In a new twist to the election saga, now President Arif Alvi has entered the fray too – and announced April 9 as the date for holding elections in both Punjab and Khyber Pakhtunkhwa. Apparently, the chief election commissioner was summoned by the president to hold consultations on the date(s) of the polls in Punjab and KP but the ECP excused itself, saying the matter was “subjudice at various judicial fora”, among other reasons. The president – claiming to exercise his power under Section 57 (1) of the Elections Act, 2017 – has now asked the electoral body to issue an election programme in accordance with Section 57 (2) of the Act.

Naturally, Alvi’s proactive measures have elicited varying views from legal and constitutional experts. But on one thing there is little debate: most are agreed that under Article 105 of the constitution, the governors of both provinces have to announce an election date within 90 days of dissolution of an assembly. That the governors have not announced an election date has led to the current predicament. Are they essentially running away from their constitutional duties? Most legal experts would reply in the affirmative. There is somewhat of a difference in opinion among some constitutional experts on whether Section 57 allows the president to give dates for provincial elections. Then there’s the matter of the law explicitly saying he needs to first consult with the ECP before announcing any date.

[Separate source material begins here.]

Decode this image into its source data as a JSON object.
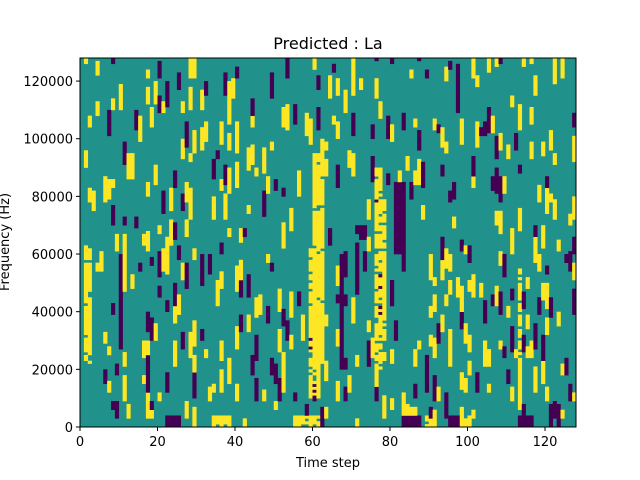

While the legal arguments can be debated, on the larger principle of elections being held on time perhaps the sitting government too needs to pause and just realise that this delay is not helping politics or democracy. While the president’s intentions may be partisan – he has hardly veiled his political affiliation – the need for the elections to take place in 90 days is something no political party or government or institution can deny. To avoid this drama, the governors should have done their constitutional duty and the ECP that has already suggested dates to them would have held elections on time. Now there is not just confusion but it seems that the matter will once again be taken to the courts. It would be prudent for all political stakeholders to avoid the judiciary taking decisions on their behalf by following the constitution in letter and spirit. Whether the elections take place on April 9 or not isn’t the issue here, the real issue is sticking to constitutionally-mandated timelines and not making a mockery of the democratic system.